An Accessible, Welcoming Place for Families
Friends works hard to keep the river open to everyone, and the access story is one of the best parts of what they offer. Full and partial scholarships are available across the camps and the Nature Immersion days, with a simple online application, so cost does not have to be the deciding factor for a family that wants their child outdoors. The single-day Nature Immersion sessions, at $75, also make for a low-commitment way to try a day on the river before signing up for a full week.
Inclusion shows up in the practical details. Camp welcome packets are published in English and Spanish, and the organization has been hiring a bilingual environmental educator to support kids and families in both languages. Beyond the paid programs, Steamer Landing hosts free community moments too, from the spring river cleanup to "Boating at the Barn," a long-running offering where visitors can check out kayaks and small boats and explore the river at no charge. The camp refund policy is straightforward as well, with a full refund (less a modest fee) for cancellations made at least two weeks ahead.

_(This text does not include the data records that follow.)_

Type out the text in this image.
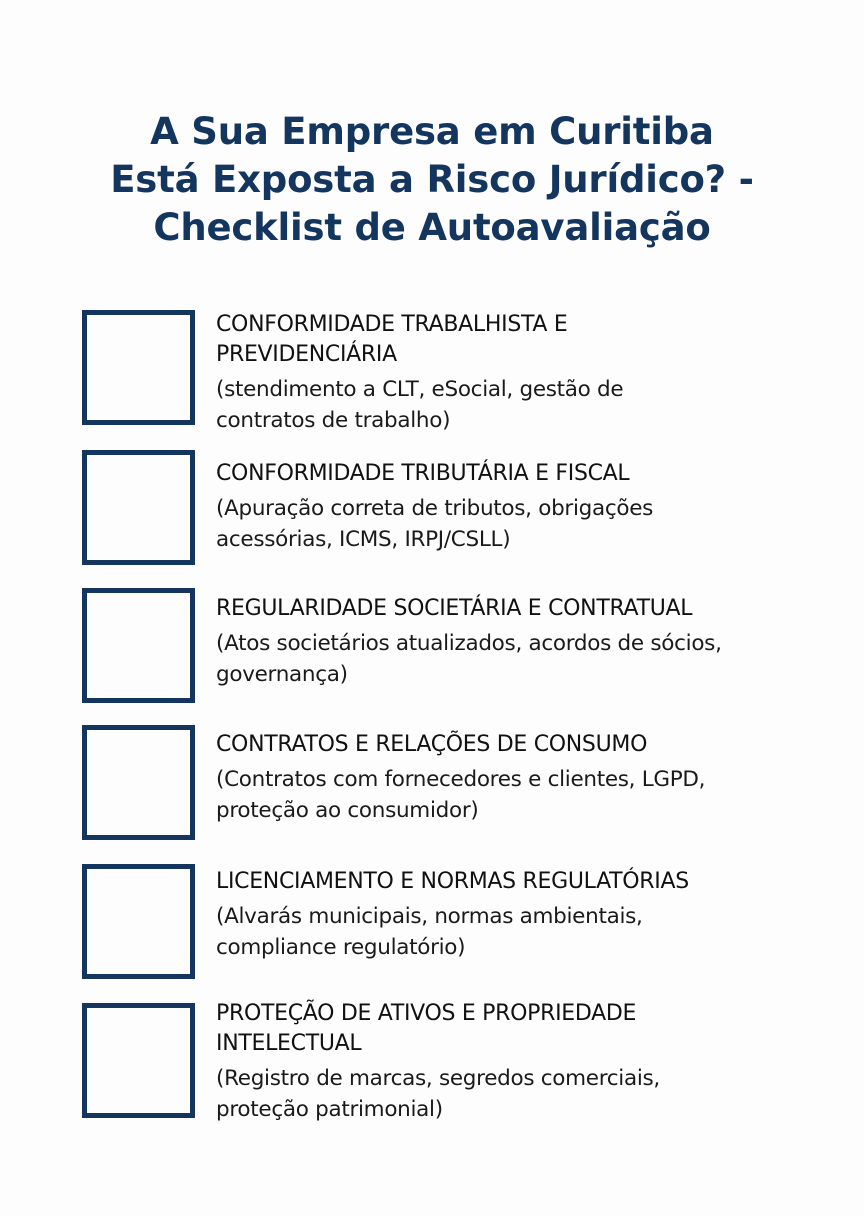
A Sua Empresa em Curitiba
Está Exposta a Risco Jurídico? -
Checklist de Autoavaliação
CONFORMIDADE TRABALHISTA E
PREVIDENCIÁRIA
(stendimento a CLT, eSocial, gestão de
contratos de trabalho)
CONFORMIDADE TRIBUTÁRIA E FISCAL
(Apuração correta de tributos, obrigações
acessórias, ICMS, IRPJ/CSLL)
REGULARIDADE SOCIETÁRIA E CONTRATUAL
(Atos societários atualizados, acordos de sócios,
governança)
CONTRATOS E RELAÇÕES DE CONSUMO
(Contratos com fornecedores e clientes, LGPD,
proteção ao consumidor)
LICENCIAMENTO E NORMAS REGULATÓRIAS
(Alvarás municipais, normas ambientais,
compliance regulatório)
PROTEÇÃO DE ATIVOS E PROPRIEDADE
INTELECTUAL
(Registro de marcas, segredos comerciais,
proteção patrimonial)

Friends lists its current classes and camps on Enrichment.kids, where you can filter by age and date and register in a few clicks, which spares busy parents from refreshing a flyer or scrolling social media for the next open session. It is a small convenience in service of a much bigger thing: getting one more North Bay kid down to the water.
Where Curiosity and Community Flourish
What stays with families is how the place feels. There is a particular calm to a morning at Steamer Landing, the marsh grass moving, a train bell ringing somewhere behind you, a kid proudly holding up something they pulled from the creek. It is a working stretch of river that has been deliberately left a little wild, and that wildness is the gift.
"It's a beautiful spot," Bastianon told the Argus-Courier of the park. "And a lot of people don't even know it's here. That's part of its beauty, in a way." For the families who do find it, the river becomes a fixture of childhood, the place where a five-year-old learns to paddle and a sixteen-year-old learns to build a fire.
Stewardship, curiosity, accessibility, connection, and community, Friends of the Petaluma River embodies all these values for North Bay parents and kids. If you are looking for a way to give your child an unhurried day outdoors, browse their current classes and camps, or simply find the quiet drive off Copeland Street and walk down to the barn. The river has been waiting for a true friend, and it turns out there are a lot of them in Petaluma.